No mesmo período, cresceu substancialmente o endividamento do setor público. Nos países do G-7, a dívida pública bruta passou de 42% do PIB em 1978-81 para 68% em 1992-95. Em termos líquidos, o endividamento governamental dobrou no mesmo período, passando de 21% para 42% do PIB (3 3 Id. Ib., 1995, p. A37-38; 1996, p.A37-38. ).

Dados semelhantes foram apresentados em relatório recente do Fundo Monetário Internacional – outra fonte insuspeita de preferências estatizantes. O FMI atribui o aumento da carga tributária, observado "em quase todos os países desenvolvidos nas décadas recentes", ao aumento das contribuições sociais e a "impostos diretos mais altos – muitas vezes via alíquotas marginais elevadas" (4 4 International Monetary Fund. World Economic Outlook, May 1996, p.45. ). O crescimento dos déficits e do endividamento públicos nesses países é explicado basicamente por aumento ainda maior nas despesas públicas, de uma média simples de 28% do PIB em 1960 para 50% em 1994 (5 5 Id. Ib., p.45-46. ).
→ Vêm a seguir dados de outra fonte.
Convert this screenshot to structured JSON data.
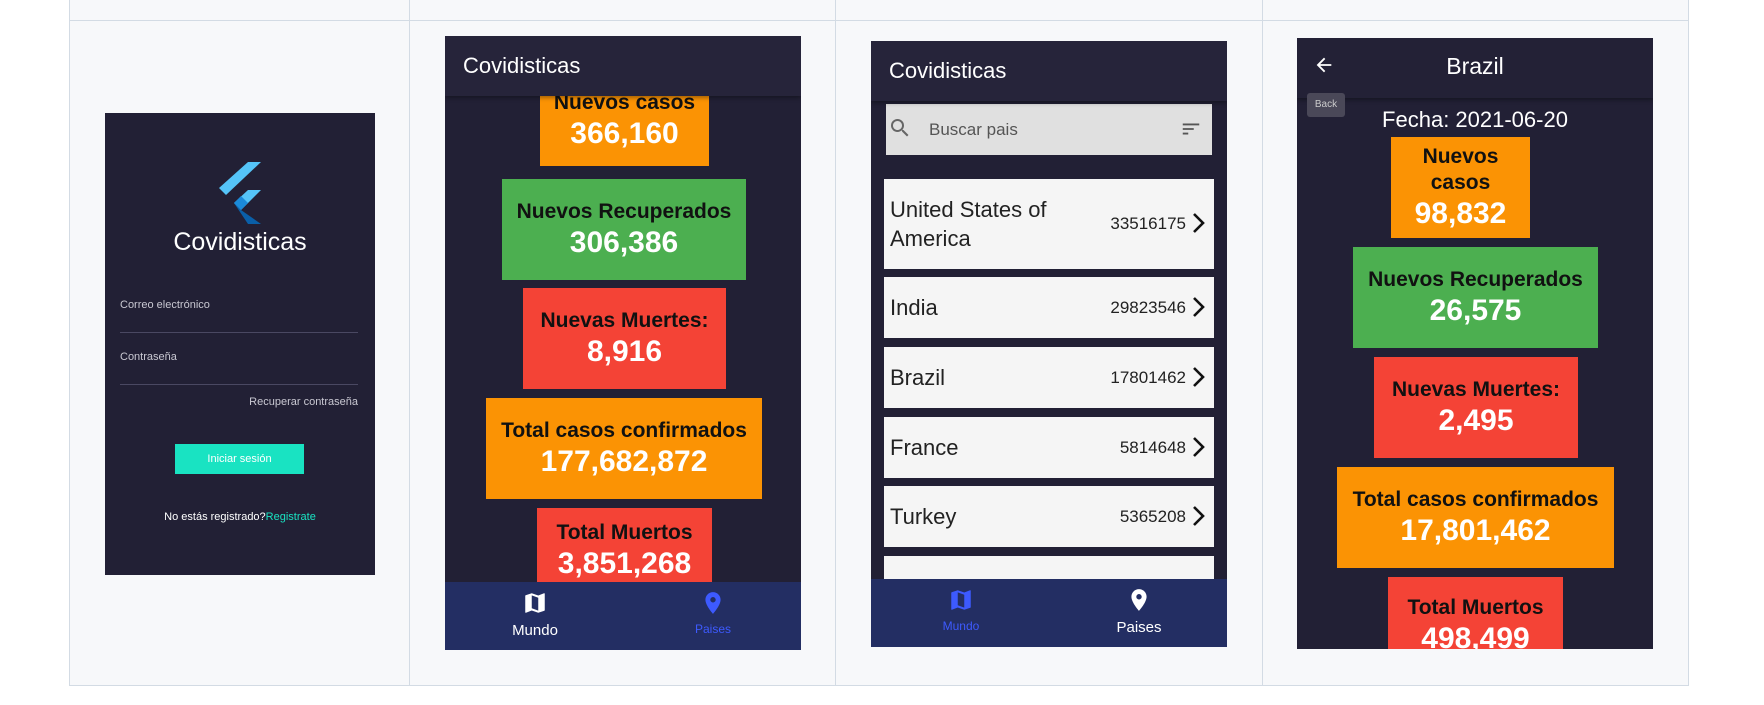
{
  "login": {
    "app_name": "Covidisticas",
    "email_label": "Correo electrónico",
    "password_label": "Contraseña",
    "recover_label": "Recuperar contraseña",
    "login_button": "Iniciar sesión",
    "not_registered": "No estás registrado?",
    "register_link": "Registrate",
    "logo_icon": "flutter-logo-icon"
  },
  "world": {
    "title": "Covidisticas",
    "stats": [
      {
        "label": "Nuevos casos",
        "value": "366,160",
        "color": "#fb9304"
      },
      {
        "label": "Nuevos Recuperados",
        "value": "306,386",
        "color": "#4caf50"
      },
      {
        "label": "Nuevas Muertes:",
        "value": "8,916",
        "color": "#f44336"
      },
      {
        "label": "Total casos confirmados",
        "value": "177,682,872",
        "color": "#fb9304"
      },
      {
        "label": "Total Muertos",
        "value": "3,851,268",
        "color": "#f44336"
      }
    ]
  },
  "countries": {
    "title": "Covidisticas",
    "search_placeholder": "Buscar pais",
    "rows": [
      {
        "name": "United States of America",
        "count": "33516175"
      },
      {
        "name": "India",
        "count": "29823546"
      },
      {
        "name": "Brazil",
        "count": "17801462"
      },
      {
        "name": "France",
        "count": "5814648"
      },
      {
        "name": "Turkey",
        "count": "5365208"
      }
    ]
  },
  "detail": {
    "title": "Brazil",
    "back_tooltip": "Back",
    "date": "Fecha: 2021-06-20",
    "stats": [
      {
        "label": "Nuevos casos",
        "value": "98,832",
        "color": "#fb9304"
      },
      {
        "label": "Nuevos Recuperados",
        "value": "26,575",
        "color": "#4caf50"
      },
      {
        "label": "Nuevas Muertes:",
        "value": "2,495",
        "color": "#f44336"
      },
      {
        "label": "Total casos confirmados",
        "value": "17,801,462",
        "color": "#fb9304"
      },
      {
        "label": "Total Muertos",
        "value": "498,499",
        "color": "#f44336"
      }
    ]
  },
  "nav": {
    "world_label": "Mundo",
    "countries_label": "Paises",
    "active_color": "#3d5afe"
  }
}
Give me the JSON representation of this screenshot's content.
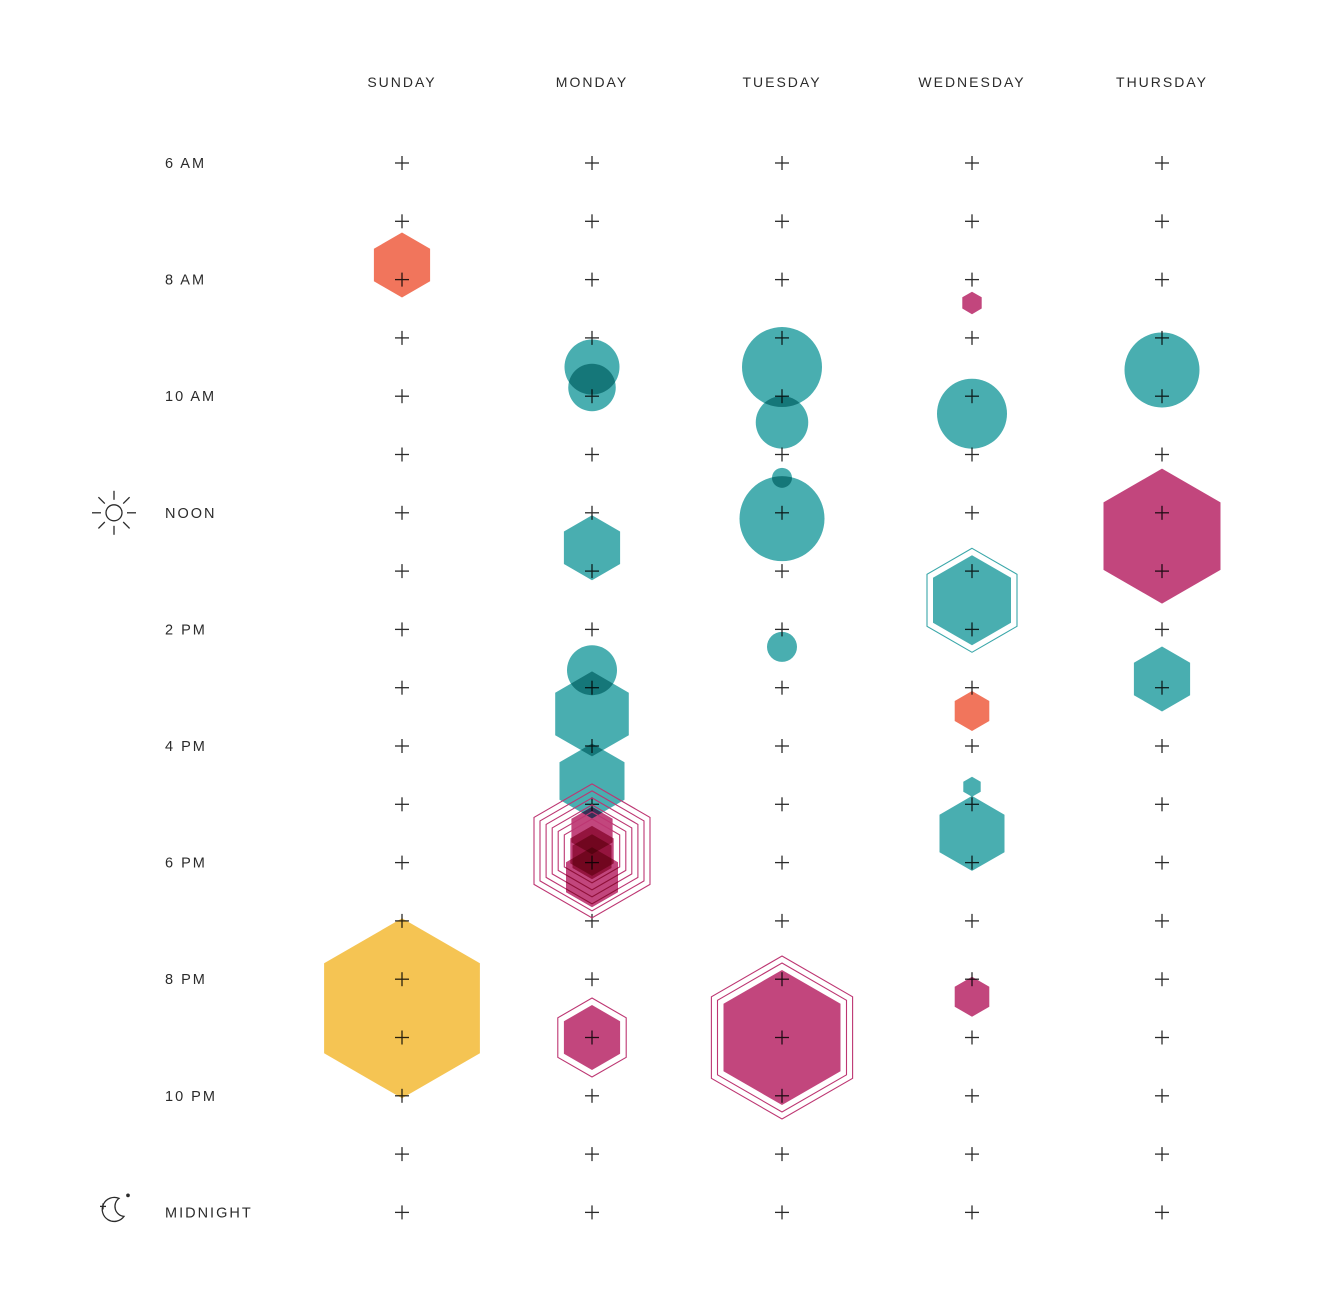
{
  "chart_data": {
    "type": "scatter",
    "title": "",
    "days": [
      "SUNDAY",
      "MONDAY",
      "TUESDAY",
      "WEDNESDAY",
      "THURSDAY"
    ],
    "grid_hours": [
      6,
      7,
      8,
      9,
      10,
      11,
      12,
      13,
      14,
      15,
      16,
      17,
      18,
      19,
      20,
      21,
      22,
      23,
      24
    ],
    "time_labels": [
      {
        "hour": 6,
        "label": "6 AM"
      },
      {
        "hour": 8,
        "label": "8 AM"
      },
      {
        "hour": 10,
        "label": "10 AM"
      },
      {
        "hour": 12,
        "label": "NOON",
        "icon": "sun-icon"
      },
      {
        "hour": 14,
        "label": "2 PM"
      },
      {
        "hour": 16,
        "label": "4 PM"
      },
      {
        "hour": 18,
        "label": "6 PM"
      },
      {
        "hour": 20,
        "label": "8 PM"
      },
      {
        "hour": 22,
        "label": "10 PM"
      },
      {
        "hour": 24,
        "label": "MIDNIGHT",
        "icon": "moon-icon"
      }
    ],
    "colors": {
      "orange": "#f0694e",
      "teal": "#3aa7a9",
      "magenta": "#bd3672",
      "yellow": "#f4bf44",
      "dark_overlap": "#1a6f72",
      "grid": "#2b2b2b"
    },
    "marks": [
      {
        "day": 0,
        "hour": 7.75,
        "shape": "hexagon",
        "size": 1.3,
        "color": "orange"
      },
      {
        "day": 0,
        "hour": 20.5,
        "shape": "hexagon",
        "size": 3.6,
        "color": "yellow"
      },
      {
        "day": 1,
        "hour": 9.5,
        "shape": "circle",
        "size": 1.1,
        "color": "teal"
      },
      {
        "day": 1,
        "hour": 9.85,
        "shape": "circle",
        "size": 0.95,
        "color": "teal"
      },
      {
        "day": 1,
        "hour": 12.6,
        "shape": "hexagon",
        "size": 1.3,
        "color": "teal"
      },
      {
        "day": 1,
        "hour": 14.7,
        "shape": "circle",
        "size": 1.0,
        "color": "teal"
      },
      {
        "day": 1,
        "hour": 15.45,
        "shape": "hexagon",
        "size": 1.7,
        "color": "teal"
      },
      {
        "day": 1,
        "hour": 16.6,
        "shape": "hexagon",
        "size": 1.5,
        "color": "teal"
      },
      {
        "day": 1,
        "hour": 17.45,
        "shape": "hexagon",
        "size": 0.95,
        "color": "magenta"
      },
      {
        "day": 1,
        "hour": 17.8,
        "shape": "hexagon",
        "size": 1.0,
        "color": "magenta",
        "rings": 6
      },
      {
        "day": 1,
        "hour": 17.9,
        "shape": "hexagon",
        "size": 0.9,
        "color": "magenta"
      },
      {
        "day": 1,
        "hour": 18.25,
        "shape": "hexagon",
        "size": 1.2,
        "color": "magenta"
      },
      {
        "day": 1,
        "hour": 21.0,
        "shape": "hexagon",
        "size": 1.3,
        "color": "magenta",
        "rings": 1
      },
      {
        "day": 2,
        "hour": 9.5,
        "shape": "circle",
        "size": 1.6,
        "color": "teal"
      },
      {
        "day": 2,
        "hour": 10.45,
        "shape": "circle",
        "size": 1.05,
        "color": "teal"
      },
      {
        "day": 2,
        "hour": 11.4,
        "shape": "circle",
        "size": 0.4,
        "color": "teal"
      },
      {
        "day": 2,
        "hour": 12.1,
        "shape": "circle",
        "size": 1.7,
        "color": "teal"
      },
      {
        "day": 2,
        "hour": 14.3,
        "shape": "circle",
        "size": 0.6,
        "color": "teal"
      },
      {
        "day": 2,
        "hour": 21.0,
        "shape": "hexagon",
        "size": 2.7,
        "color": "magenta",
        "rings": 2
      },
      {
        "day": 3,
        "hour": 8.4,
        "shape": "hexagon",
        "size": 0.45,
        "color": "magenta"
      },
      {
        "day": 3,
        "hour": 10.3,
        "shape": "circle",
        "size": 1.4,
        "color": "teal"
      },
      {
        "day": 3,
        "hour": 13.5,
        "shape": "hexagon",
        "size": 1.8,
        "color": "teal",
        "rings": 1
      },
      {
        "day": 3,
        "hour": 15.4,
        "shape": "hexagon",
        "size": 0.8,
        "color": "orange"
      },
      {
        "day": 3,
        "hour": 16.7,
        "shape": "hexagon",
        "size": 0.4,
        "color": "teal"
      },
      {
        "day": 3,
        "hour": 17.5,
        "shape": "hexagon",
        "size": 1.5,
        "color": "teal"
      },
      {
        "day": 3,
        "hour": 20.3,
        "shape": "hexagon",
        "size": 0.8,
        "color": "magenta"
      },
      {
        "day": 4,
        "hour": 9.55,
        "shape": "circle",
        "size": 1.5,
        "color": "teal"
      },
      {
        "day": 4,
        "hour": 12.4,
        "shape": "hexagon",
        "size": 2.7,
        "color": "magenta"
      },
      {
        "day": 4,
        "hour": 14.85,
        "shape": "hexagon",
        "size": 1.3,
        "color": "teal"
      }
    ]
  }
}
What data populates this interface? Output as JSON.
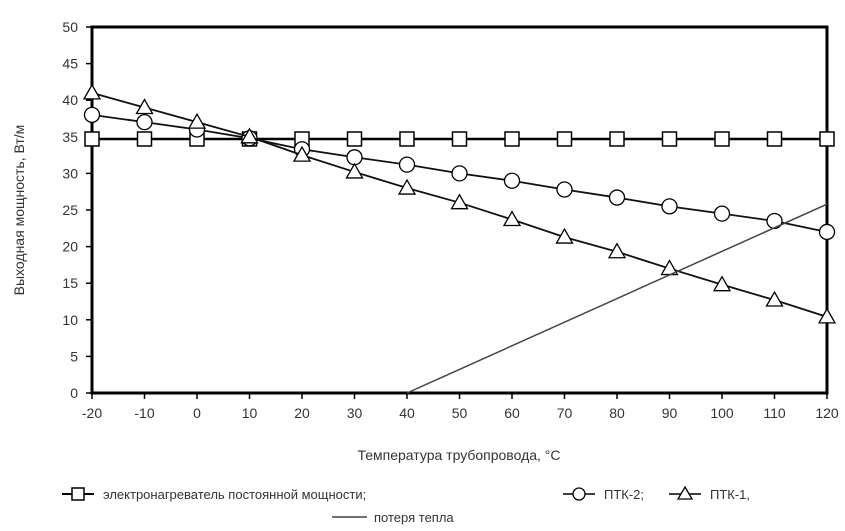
{
  "chart_data": {
    "type": "line",
    "xlabel": "Температура трубопровода, °С",
    "ylabel": "Выходная мощность, Вт/м",
    "xlim": [
      -20,
      120
    ],
    "ylim": [
      0,
      50
    ],
    "x_ticks": [
      "-20",
      "-10",
      "0",
      "10",
      "20",
      "30",
      "40",
      "50",
      "60",
      "70",
      "80",
      "90",
      "100",
      "110",
      "120"
    ],
    "y_ticks": [
      "0",
      "5",
      "10",
      "15",
      "20",
      "25",
      "30",
      "35",
      "40",
      "45",
      "50"
    ],
    "grid": false,
    "legend_position": "bottom",
    "series": [
      {
        "name": "электронагреватель постоянной мощности;",
        "marker": "square",
        "x": [
          -20,
          -10,
          0,
          10,
          20,
          30,
          40,
          50,
          60,
          70,
          80,
          90,
          100,
          110,
          120
        ],
        "values": [
          34.7,
          34.7,
          34.7,
          34.7,
          34.7,
          34.7,
          34.7,
          34.7,
          34.7,
          34.7,
          34.7,
          34.7,
          34.7,
          34.7,
          34.7
        ]
      },
      {
        "name": "ПТК-2;",
        "marker": "circle",
        "x": [
          -20,
          -10,
          0,
          10,
          20,
          30,
          40,
          50,
          60,
          70,
          80,
          90,
          100,
          110,
          120
        ],
        "values": [
          38.0,
          37.0,
          36.0,
          34.8,
          33.3,
          32.2,
          31.2,
          30.0,
          29.0,
          27.8,
          26.7,
          25.5,
          24.5,
          23.5,
          22.0
        ]
      },
      {
        "name": "ПТК-1,",
        "marker": "triangle",
        "x": [
          -20,
          -10,
          0,
          10,
          20,
          30,
          40,
          50,
          60,
          70,
          80,
          90,
          100,
          110,
          120
        ],
        "values": [
          41.0,
          39.0,
          37.0,
          35.0,
          32.5,
          30.2,
          28.0,
          26.0,
          23.7,
          21.3,
          19.3,
          17.0,
          14.8,
          12.7,
          10.4
        ]
      },
      {
        "name": "потеря тепла",
        "marker": "none",
        "x": [
          40,
          120
        ],
        "values": [
          0,
          25.8
        ]
      }
    ]
  }
}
No plano da política de comércio exterior, também é notável a distância entre retórica e realidade. O economista Robert Wade (1996:69), da Universidade de Sussex, observa que enquanto as barreiras comerciais vêm descendo no Sul, o movimento no Norte tem sido na direção oposta. Das 24 economias integrantes da OCDE, apenas quatro (Japão, Austrália, Nova Zelândia e Turquia) reduziram obstáculos ao comércio ao longo dos anos 80. As outras 20 vêm estabelecendo novas barreiras na forma de quotas, restrições comerciais "voluntá -rias" e comércio administrado.

Quanto ao emprego público, dados da OCDE, reproduzidos na revista The Economist, também projetam imagem algo diferente da que estamos acostumados a receber. Num conjunto de 15 países desenvolvidos (que inclui o G-7, mais sete outros países europeus e a Austrália), 13 registraram aumento da participação do emprego público no emprego total entre 1970 e 1994. Só nos EUA e na Inglaterra houve queda nessa participação, e apenas no segundo caso foi significativa (6 6 The Economist, Sept. 30th 1995, p.122. ).

Mesmo no campo financeiro, no qual mais avançou o processo de internacionalização, o papel do Estado continua crucial. O funcionamento dos mercados financeiros "globais" continua dependendo decisivamente da atuação dos Estados nacionais no campo regulatório ou como emprestadores de última instância em momentos de crise financeira. Recorde-se, por exemplo, a mega-intervenção comandada pelo governo dos EUA por ocasião do pânico financeiro mexicano no início de 1995. O Estado nacional dos EUA , velho de guerra, veio em socorro dos mercados financeiros e dos investidores norte-americanos, mobilizando dezenas de bilhões de dólares com a ajuda do FMI. Conseguiu conter a propagação da crise e, evidentemente, ninguém reclamou.

O MITO DAS TRANSNACIONAIS – Outro ponto importante do trabalho de Gorender é a distinção conceitual entre empresas multinacionais e empresas transnacionais. Tem razão ao dizer que o termo "empresa transnacional" não é aplicável, se entendido como sugere a expressão, isto é, designando empresa que transcenderia o âmbito nacional e que não teria base ou dependência na-cional.

Como observa Gorender, as grandes corporações não se desgarram, em geral, dos Estados nacionais nos quais têm origem. Constituem, ao contrário, uma questão de política internacional para esses Estados. Quem tiver dúvidas sobre este ponto que recorde, por exemplo, a atuação do governo norte-americano no episódio recente do Sivam.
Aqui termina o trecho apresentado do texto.